I am not okay. I am not okay. I am NOT okay.

I try to grasp the wheel she has let go of as the sounds of Nirvana blasts around us. She sits numb as if in another world, as if something has taken over her. We plummet into the river–car and all.
I want so desperately to free us from the cage of the car, but my limbs grow weak and I can’t hold my breath any longer. I let the water flow in me.

When I open my eyes, Cassie smiles, towering above me with a smile that could put the sun to shame. The next thing I notice is the missing rhythm inside me. I guess you never notice your heartbeat until it’s gone. You never notice the air you breathe until you have it no more. I sit for a minute, far too light-headed and I’m…drenched? I stand to my feet and immediately wish I hadn’t. I cough and spew water, my eyes and throat burn with such a heat, I fall to my knees. Cassie kneels with me, smoothing my wet hair with care.
“It happens every now and then.” She says solemnly.
The burning calms and I finally look around with bewildered eyes.
“Limbo…?” I whisper.
“Isn’t it wonderful.” I can hear the smile in her voice. We’re suspended in mid-air above the river behind my house. The ambulance, police officers, and fire-fighters scatter the land. I see us, Cassie and I. We’re layed out on stretchers while the medics try to revive us.
I sit in a mixture of awe and distress and spite.
“Why would you do this?” I ask while not meeting her gaze.
“Why would you do this to me…you…us?”
“It felt right…cloudy and fuzzy…” She murmurs, reminancing our deaths.
And then I get the feeling that someone who is struck by lightening might sense. I clench my chest and electricity engulfs me, shooting through my bones, my veins, ignites my heart, and pours out my mouth. The thing that once kept me suspended in air–death–leaves me and I find myself falling. In the spur of the moment I reach out and grab Cassie’s hand.
“Cassie!”
I yell.
“Cassie!” She snatches her hand free.
“I’m not going back…” She hisses and there’s a moment of me just falling.
Cassie just stares from above as I free-fall back to my body.
My heart breaks and starts in sync.
It’s the worst rhythm a person could experience.
My soul hits my body and a sharp inhale of air brings my eyes open.

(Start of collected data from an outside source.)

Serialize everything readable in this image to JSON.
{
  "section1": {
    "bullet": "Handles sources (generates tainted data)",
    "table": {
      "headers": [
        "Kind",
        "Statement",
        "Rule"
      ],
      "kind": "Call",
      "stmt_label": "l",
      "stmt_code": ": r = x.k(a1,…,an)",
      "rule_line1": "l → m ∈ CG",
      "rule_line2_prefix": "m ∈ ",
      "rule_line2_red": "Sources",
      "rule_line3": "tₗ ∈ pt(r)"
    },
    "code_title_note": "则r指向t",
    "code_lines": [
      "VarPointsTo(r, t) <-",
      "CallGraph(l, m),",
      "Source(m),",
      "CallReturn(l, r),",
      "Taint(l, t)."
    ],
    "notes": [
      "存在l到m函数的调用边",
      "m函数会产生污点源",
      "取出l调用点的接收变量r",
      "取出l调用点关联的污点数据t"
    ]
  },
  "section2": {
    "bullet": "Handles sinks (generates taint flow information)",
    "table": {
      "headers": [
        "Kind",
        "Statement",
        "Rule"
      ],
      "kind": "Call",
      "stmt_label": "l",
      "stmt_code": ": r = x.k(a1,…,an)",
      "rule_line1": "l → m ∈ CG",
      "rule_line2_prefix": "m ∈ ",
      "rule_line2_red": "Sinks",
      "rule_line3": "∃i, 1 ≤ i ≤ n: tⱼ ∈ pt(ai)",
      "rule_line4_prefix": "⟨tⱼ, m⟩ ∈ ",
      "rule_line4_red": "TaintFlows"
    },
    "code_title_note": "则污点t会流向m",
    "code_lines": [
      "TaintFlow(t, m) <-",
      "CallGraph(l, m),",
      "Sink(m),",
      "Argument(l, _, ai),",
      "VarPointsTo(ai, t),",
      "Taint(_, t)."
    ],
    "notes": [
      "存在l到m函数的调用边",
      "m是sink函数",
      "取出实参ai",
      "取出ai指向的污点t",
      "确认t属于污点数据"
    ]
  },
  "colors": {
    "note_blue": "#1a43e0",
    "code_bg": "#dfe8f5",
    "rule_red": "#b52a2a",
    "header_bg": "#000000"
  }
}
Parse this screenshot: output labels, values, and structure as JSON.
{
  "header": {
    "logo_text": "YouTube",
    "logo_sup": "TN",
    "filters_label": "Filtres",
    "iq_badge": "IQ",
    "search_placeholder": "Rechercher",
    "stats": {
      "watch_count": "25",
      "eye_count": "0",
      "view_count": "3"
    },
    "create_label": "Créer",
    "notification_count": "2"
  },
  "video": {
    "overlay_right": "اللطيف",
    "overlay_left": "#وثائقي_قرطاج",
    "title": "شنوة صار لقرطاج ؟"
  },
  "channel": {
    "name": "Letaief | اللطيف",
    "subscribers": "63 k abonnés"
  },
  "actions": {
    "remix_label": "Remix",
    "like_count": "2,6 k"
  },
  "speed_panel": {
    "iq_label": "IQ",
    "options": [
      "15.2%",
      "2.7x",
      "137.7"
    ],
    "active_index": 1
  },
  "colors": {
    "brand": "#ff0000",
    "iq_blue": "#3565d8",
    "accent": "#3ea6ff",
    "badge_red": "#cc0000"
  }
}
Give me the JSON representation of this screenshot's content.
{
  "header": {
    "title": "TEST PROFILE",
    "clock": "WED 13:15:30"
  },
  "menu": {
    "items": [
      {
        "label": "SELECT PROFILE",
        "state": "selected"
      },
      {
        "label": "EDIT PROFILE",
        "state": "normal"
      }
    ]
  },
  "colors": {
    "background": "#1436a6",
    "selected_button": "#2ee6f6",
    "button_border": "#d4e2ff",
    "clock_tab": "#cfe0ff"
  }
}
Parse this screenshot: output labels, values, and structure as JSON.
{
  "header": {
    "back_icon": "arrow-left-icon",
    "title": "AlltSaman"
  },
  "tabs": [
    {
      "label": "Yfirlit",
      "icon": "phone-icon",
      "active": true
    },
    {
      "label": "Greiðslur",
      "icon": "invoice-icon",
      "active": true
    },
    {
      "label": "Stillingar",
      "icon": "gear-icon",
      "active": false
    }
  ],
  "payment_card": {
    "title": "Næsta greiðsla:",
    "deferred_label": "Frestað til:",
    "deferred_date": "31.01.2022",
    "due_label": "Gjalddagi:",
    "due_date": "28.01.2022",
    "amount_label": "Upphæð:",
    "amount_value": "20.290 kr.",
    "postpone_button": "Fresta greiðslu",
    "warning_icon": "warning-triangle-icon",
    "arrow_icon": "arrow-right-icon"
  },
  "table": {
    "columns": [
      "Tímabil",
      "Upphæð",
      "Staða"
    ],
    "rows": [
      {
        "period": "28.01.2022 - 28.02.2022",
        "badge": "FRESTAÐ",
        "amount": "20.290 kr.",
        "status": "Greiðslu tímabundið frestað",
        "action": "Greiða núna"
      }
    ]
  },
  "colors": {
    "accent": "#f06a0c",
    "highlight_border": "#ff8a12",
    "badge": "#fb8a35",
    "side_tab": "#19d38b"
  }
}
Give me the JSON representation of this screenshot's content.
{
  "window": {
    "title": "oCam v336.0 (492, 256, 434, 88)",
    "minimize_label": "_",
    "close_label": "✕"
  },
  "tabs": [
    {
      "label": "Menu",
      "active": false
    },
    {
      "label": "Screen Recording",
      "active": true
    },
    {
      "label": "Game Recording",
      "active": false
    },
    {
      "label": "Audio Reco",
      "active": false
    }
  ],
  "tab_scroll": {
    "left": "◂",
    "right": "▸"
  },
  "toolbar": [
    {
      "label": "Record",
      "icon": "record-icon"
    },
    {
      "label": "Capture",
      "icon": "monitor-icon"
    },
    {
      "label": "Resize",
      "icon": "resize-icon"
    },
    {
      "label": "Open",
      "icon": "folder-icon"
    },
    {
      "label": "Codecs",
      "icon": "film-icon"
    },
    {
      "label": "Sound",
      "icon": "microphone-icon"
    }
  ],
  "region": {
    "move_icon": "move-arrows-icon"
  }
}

My mom sits asleep at the edge of my hospital bed. My dad sleeps gruffly in a chair in the corner of the room.
“Cassie…where’s Cassie…” I whisper weakly and my mom shoots up wide awake. There was crying and kisses and love galore.
Why did she leave me here alone?
The funeral was soon after.
Why did she not want to come back?
Her mom cried. I cried.
Why did Cassie let go…

THE END! Thanks for reading. By the way, who remembers Zoom?! I’m a total Zoomer man. Dude I watched so many episodes on youtube. Remember Ubbi Dubbi? If you don’t know what Zoom is–this totally awesome old science kid show–you are the scum of the earth. Harshhh. I’m kidding!!! Just look it up (: Nerds Unite!!!!!!